MIT-Pollutant-Nano_0Biodegradable nanoparticles remove toxic contaminants from water and soil without leaving byproducts behind.

Scientists from University of Regensburg, Germany, and their colleagues over at the MIT, discovered a way to quickly and efficiently remove dangerous pollutants from water and soil. The method, which uses nanoparticles, is much better than any existing technology, as it is cheaper, simpler, cleaner and much more effective.

The new technology is the first one, which uses nanoparticles to remove contaminants without leaving any byproducts behind. Just like with all previous cases, the nanoparticles bind to the contaminants and form clusters.

The difference, however, is in the type of particles. The ones used by the researchers are biodegradable polymers, which are also currently used in medicine for drug delivery. This allows for the clusters to be safely removed using filters or UV light- no magnets necessary.

The researchers also tested their invention on waters with fish embryos. It proved to be extremely successful in removing the unwanted contaminants, while the embryos remained intact. In addition, the team states that technology is just as effective for water, as it is for soil, securing more land and resources for future farming practices.

The scientists are convinced that the technology is very promising, and can be easily scaled up to commercial quantities. They would need just a couple of years to set up a pilot scale study, and an interested investor of course.

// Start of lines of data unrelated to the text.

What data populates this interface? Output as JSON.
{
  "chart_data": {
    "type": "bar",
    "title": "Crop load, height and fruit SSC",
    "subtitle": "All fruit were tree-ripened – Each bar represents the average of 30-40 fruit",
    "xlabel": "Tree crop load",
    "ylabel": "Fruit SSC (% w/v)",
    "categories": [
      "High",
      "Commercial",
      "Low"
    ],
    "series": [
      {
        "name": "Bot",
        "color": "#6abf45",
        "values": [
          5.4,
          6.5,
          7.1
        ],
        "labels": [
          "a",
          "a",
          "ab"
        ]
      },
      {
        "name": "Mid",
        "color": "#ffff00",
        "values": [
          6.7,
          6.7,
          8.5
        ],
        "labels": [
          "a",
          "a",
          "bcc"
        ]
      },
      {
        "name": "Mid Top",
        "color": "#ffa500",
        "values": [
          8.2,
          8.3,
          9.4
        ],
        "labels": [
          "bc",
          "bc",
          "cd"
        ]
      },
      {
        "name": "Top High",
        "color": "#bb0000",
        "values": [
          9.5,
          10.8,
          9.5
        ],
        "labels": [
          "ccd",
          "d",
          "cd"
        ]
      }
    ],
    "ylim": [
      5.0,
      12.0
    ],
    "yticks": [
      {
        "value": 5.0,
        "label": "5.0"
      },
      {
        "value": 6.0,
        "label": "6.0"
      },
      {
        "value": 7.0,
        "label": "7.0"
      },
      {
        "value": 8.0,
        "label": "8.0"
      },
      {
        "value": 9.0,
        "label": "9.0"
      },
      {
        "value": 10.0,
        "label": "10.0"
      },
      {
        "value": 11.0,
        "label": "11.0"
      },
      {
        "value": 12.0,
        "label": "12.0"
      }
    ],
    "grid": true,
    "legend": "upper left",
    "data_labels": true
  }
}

Removing pollutants from water and soil has been a major area of interest for researchers and inventors for the past few years, especially since fresh water resources are becoming more scarce than ever. Other technologies with huge potential include the water treatment plant that removes contaminants from mining industry, the technique by CSIRO scientists to remove nuclear contaminants, and of course the device by the smart teenager that purifies water and generates electricity.